C'est dans cette succursale que M. La Flèche fait le point avec Les Affaires sur la stratégie de Metro en Ontario. Ces supermarchés ontariens seront-ils bâtis sur le même modèle ?

" L'offre de produits sera améliorée dans nos épiceries ontariennes ", affirme M. La Flèche, tout en ajoutant qu'il faut éviter de faire des distinctions trop simplistes entre les habitudes alimentaires des Québécois et celles des Ontariens. " Les épiceries sont des commerces de proximité, et chacune doit s'adapter à son environnement. Une épicerie de Montréal peut être aussi différente d'une épicerie de Saguenay que d'une épicerie de Toronto. "

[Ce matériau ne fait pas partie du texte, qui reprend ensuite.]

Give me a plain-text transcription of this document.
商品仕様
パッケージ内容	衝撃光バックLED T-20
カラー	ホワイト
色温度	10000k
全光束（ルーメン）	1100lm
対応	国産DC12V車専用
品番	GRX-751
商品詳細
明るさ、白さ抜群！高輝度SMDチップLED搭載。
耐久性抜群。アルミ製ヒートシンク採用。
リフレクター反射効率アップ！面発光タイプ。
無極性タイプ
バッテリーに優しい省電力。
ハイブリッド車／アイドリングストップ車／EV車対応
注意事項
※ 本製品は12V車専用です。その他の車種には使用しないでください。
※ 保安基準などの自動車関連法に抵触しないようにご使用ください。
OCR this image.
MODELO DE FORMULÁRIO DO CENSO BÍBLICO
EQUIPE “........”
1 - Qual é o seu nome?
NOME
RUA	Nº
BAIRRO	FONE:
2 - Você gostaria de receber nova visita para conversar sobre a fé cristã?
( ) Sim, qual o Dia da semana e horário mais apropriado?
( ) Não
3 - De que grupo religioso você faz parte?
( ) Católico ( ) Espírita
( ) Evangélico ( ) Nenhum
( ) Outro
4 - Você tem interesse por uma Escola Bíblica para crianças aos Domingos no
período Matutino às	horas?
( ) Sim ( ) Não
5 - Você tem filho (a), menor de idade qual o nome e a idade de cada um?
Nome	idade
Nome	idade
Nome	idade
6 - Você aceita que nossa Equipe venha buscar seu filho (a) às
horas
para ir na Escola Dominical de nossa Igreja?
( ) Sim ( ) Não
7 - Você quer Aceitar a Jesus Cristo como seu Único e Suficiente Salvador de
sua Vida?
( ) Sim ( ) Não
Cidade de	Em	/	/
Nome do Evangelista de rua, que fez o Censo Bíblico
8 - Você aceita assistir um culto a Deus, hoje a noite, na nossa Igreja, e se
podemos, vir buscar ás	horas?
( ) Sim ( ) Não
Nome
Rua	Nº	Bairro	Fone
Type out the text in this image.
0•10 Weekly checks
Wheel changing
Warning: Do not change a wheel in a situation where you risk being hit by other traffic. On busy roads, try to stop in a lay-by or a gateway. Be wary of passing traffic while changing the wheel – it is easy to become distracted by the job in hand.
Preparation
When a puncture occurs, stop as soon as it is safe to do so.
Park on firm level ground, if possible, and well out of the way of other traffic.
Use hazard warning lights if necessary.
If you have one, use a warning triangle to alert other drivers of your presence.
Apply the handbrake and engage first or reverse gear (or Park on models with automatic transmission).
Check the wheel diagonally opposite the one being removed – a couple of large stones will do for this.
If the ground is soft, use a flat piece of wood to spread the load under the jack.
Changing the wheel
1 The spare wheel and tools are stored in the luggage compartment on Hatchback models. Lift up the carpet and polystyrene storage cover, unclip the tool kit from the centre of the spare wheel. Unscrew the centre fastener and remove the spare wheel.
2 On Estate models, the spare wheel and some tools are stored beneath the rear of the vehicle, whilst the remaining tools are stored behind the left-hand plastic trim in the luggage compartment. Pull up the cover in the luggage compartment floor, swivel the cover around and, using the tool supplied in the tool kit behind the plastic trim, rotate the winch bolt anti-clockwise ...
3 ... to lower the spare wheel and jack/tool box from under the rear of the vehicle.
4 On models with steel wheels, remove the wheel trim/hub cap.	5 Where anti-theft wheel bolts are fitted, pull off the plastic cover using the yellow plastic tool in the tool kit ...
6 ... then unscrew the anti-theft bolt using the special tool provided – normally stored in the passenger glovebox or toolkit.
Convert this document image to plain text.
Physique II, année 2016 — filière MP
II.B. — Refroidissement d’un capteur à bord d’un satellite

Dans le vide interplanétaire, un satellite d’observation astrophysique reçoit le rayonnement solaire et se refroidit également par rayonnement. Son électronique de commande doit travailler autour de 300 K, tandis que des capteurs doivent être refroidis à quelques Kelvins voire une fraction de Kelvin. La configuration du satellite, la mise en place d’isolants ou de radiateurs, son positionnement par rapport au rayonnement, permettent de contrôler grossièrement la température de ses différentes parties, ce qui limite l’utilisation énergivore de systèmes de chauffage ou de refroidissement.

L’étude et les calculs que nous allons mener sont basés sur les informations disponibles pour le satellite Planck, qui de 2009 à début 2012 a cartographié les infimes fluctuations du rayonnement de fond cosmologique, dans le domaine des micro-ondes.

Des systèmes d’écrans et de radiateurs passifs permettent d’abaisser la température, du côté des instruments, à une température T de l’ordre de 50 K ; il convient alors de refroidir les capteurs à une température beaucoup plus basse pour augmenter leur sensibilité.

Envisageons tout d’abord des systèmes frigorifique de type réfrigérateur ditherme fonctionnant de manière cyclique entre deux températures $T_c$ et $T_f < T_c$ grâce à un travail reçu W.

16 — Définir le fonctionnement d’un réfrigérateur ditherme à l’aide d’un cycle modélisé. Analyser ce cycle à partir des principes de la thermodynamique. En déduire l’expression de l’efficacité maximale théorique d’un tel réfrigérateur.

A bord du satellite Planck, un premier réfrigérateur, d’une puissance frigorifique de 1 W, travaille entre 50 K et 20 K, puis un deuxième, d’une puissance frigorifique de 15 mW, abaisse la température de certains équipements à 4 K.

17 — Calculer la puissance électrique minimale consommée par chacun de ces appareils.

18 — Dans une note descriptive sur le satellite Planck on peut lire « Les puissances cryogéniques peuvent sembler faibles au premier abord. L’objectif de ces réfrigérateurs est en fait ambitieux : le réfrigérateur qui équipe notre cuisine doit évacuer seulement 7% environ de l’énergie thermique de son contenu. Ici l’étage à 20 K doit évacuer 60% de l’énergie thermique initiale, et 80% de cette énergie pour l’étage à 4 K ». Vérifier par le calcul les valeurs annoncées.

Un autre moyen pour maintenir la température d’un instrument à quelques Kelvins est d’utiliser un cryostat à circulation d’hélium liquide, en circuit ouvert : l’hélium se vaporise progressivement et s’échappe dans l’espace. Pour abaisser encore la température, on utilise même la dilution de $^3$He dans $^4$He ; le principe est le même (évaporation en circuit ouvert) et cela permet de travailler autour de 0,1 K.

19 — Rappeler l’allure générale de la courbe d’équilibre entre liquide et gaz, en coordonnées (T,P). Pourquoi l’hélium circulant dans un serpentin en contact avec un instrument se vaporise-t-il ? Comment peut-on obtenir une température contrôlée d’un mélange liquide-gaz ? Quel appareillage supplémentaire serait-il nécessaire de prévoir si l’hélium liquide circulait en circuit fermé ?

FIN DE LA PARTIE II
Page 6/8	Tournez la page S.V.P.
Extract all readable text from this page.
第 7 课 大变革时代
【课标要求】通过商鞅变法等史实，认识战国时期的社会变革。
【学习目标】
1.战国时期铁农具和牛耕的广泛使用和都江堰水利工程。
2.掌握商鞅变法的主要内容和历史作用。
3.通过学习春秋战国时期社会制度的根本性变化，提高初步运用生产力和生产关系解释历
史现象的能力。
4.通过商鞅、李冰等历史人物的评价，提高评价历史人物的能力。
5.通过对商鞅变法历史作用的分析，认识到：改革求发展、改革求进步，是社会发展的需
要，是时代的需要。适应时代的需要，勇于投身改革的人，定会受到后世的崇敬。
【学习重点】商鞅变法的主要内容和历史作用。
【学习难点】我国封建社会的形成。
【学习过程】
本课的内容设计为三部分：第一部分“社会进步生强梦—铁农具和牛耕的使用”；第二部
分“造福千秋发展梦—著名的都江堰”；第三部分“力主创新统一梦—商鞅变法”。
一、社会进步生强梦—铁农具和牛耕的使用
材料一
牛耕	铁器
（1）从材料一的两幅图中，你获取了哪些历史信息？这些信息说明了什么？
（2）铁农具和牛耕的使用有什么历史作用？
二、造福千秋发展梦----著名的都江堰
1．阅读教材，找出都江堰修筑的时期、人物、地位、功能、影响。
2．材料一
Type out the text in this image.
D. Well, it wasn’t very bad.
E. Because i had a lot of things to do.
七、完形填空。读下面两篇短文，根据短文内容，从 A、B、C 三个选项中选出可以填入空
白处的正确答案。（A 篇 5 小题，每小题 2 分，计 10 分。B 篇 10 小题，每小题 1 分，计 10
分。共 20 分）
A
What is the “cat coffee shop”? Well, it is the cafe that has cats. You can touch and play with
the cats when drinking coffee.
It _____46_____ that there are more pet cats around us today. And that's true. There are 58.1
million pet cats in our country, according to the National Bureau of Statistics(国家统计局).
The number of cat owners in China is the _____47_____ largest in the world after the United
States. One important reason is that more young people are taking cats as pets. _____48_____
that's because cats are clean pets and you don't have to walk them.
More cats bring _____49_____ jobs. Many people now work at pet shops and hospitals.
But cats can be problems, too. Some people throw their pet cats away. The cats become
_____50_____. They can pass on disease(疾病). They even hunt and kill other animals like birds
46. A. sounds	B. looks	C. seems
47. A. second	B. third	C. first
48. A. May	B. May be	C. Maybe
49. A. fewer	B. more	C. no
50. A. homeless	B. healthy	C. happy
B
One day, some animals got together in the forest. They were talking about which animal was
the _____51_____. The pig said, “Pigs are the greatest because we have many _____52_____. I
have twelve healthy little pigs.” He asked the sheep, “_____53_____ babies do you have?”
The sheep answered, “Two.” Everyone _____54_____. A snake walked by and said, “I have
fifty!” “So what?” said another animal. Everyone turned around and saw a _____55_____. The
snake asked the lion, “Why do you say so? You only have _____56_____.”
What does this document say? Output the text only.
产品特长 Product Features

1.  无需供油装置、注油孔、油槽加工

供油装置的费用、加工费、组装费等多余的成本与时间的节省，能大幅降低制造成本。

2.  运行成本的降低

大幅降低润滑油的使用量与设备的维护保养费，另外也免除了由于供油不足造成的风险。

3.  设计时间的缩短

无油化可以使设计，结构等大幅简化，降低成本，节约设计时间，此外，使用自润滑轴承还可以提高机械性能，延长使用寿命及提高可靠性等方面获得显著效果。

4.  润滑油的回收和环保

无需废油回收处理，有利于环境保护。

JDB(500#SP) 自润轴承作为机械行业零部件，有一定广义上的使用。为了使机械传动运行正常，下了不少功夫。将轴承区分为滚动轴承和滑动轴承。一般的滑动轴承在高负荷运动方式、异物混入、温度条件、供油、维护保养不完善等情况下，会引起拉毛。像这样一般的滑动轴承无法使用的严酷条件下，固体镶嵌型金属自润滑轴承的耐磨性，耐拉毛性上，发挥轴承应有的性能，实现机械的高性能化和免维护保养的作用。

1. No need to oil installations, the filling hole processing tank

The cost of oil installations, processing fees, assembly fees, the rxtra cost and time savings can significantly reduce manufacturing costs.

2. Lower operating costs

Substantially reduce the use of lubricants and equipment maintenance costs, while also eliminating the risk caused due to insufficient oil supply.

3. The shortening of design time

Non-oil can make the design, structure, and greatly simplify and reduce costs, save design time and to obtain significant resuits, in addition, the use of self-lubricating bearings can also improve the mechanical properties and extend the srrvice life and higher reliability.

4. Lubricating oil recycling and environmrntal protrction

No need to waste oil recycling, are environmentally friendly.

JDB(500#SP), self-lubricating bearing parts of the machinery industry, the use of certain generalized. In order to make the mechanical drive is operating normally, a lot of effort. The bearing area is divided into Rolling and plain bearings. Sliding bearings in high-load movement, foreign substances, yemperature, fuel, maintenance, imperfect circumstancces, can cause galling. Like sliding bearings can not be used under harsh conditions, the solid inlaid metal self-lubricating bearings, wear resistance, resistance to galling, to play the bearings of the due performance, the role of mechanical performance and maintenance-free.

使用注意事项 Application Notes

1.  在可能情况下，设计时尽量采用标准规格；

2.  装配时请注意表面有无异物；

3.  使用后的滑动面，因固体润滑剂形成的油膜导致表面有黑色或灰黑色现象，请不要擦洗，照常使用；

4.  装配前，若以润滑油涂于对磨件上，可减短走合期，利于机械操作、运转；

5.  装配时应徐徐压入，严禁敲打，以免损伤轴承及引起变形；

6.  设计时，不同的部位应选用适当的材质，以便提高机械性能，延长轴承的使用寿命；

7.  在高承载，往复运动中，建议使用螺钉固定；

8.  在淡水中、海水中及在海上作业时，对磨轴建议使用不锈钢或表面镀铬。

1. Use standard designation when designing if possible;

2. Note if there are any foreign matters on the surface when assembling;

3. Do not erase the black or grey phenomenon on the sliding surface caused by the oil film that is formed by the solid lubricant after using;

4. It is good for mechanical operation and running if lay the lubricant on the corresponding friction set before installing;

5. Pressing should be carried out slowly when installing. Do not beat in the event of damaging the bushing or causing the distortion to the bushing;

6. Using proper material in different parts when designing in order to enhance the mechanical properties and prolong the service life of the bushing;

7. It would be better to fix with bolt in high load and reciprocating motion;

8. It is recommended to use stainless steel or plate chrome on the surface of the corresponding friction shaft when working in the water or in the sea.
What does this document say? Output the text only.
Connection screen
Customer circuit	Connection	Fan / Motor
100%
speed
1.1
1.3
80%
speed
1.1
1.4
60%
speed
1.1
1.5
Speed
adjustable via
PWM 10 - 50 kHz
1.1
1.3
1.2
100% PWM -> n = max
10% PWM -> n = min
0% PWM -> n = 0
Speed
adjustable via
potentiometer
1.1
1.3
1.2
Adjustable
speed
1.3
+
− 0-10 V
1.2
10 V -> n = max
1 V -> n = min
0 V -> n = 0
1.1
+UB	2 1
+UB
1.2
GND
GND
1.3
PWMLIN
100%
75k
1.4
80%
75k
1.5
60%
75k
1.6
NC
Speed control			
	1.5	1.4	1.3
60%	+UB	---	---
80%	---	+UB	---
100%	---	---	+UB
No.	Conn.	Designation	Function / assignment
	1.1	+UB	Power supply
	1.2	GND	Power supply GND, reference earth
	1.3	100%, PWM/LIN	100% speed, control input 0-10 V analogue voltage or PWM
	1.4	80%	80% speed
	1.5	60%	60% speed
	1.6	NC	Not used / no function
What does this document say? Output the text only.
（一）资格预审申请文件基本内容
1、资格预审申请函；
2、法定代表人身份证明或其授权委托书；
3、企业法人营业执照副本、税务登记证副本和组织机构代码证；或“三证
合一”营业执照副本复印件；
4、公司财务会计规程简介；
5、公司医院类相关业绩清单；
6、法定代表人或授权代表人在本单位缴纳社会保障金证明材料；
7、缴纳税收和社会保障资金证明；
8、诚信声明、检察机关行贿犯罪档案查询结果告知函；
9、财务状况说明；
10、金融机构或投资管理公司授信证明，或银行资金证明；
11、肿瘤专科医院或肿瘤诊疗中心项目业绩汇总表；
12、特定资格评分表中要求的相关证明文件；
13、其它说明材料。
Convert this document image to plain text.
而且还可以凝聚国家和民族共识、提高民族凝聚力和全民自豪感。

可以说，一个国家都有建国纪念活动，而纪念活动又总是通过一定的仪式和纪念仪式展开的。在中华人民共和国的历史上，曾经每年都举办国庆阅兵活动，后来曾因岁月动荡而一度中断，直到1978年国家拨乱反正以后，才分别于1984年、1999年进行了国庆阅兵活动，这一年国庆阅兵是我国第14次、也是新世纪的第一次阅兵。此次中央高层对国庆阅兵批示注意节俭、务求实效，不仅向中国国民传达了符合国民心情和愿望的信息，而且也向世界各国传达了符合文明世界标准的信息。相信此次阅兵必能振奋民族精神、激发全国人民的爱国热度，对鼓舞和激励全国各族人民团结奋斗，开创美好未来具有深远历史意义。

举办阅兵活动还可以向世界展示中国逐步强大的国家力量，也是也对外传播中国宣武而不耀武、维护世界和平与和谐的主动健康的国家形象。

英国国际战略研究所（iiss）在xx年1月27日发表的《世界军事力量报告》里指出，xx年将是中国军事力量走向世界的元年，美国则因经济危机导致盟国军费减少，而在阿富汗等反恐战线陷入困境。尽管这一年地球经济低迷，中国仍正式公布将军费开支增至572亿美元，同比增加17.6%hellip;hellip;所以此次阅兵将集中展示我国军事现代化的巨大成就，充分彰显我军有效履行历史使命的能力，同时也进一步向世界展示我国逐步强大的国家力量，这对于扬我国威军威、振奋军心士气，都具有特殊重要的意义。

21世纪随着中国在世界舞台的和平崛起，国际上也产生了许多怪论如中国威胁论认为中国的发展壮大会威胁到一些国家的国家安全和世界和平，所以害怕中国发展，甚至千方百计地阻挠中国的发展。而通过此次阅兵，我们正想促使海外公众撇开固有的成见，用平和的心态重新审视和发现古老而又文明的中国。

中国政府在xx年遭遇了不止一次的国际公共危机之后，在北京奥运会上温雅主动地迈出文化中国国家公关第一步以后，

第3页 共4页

Ainsi, dans les commerces dont la clientèle est plutôt familiale, on ne retrouve pas les comptoirs à salades ou de mets chauds mis de l'avant au centre-ville. Le choix de plats cuisinés est également plus limité.

Néanmoins, souligne M. La Flèche, les nouveaux Metro ontariens offriront plus de plats cuisinés et de meilleure qualité, et plus de produits frais que les anciens A&P, Dominion et autres. Le choix de fromages sera aussi plus varié. " Nous avons déjà introduit le pain de Première Moisson en Ontario. Nous allons amener le meilleur du Québec en Ontario et le meilleur de l'Ontario au Québec. "

La succursale de la rue Notre-Dame couvre 32 000 pieds carrés. En misant sur la flexibilité et la proximité, l'épicier compte se démarquer des supermagasins de Loblaw et des Supercentres de Wal-Mart, dont la superficie peut atteindre 200 000 pieds carrés, et où les consommateurs retrouvent tant des côtes levées qu'une robe de bal, un ballon de football ou un ensemble de chambre à coucher.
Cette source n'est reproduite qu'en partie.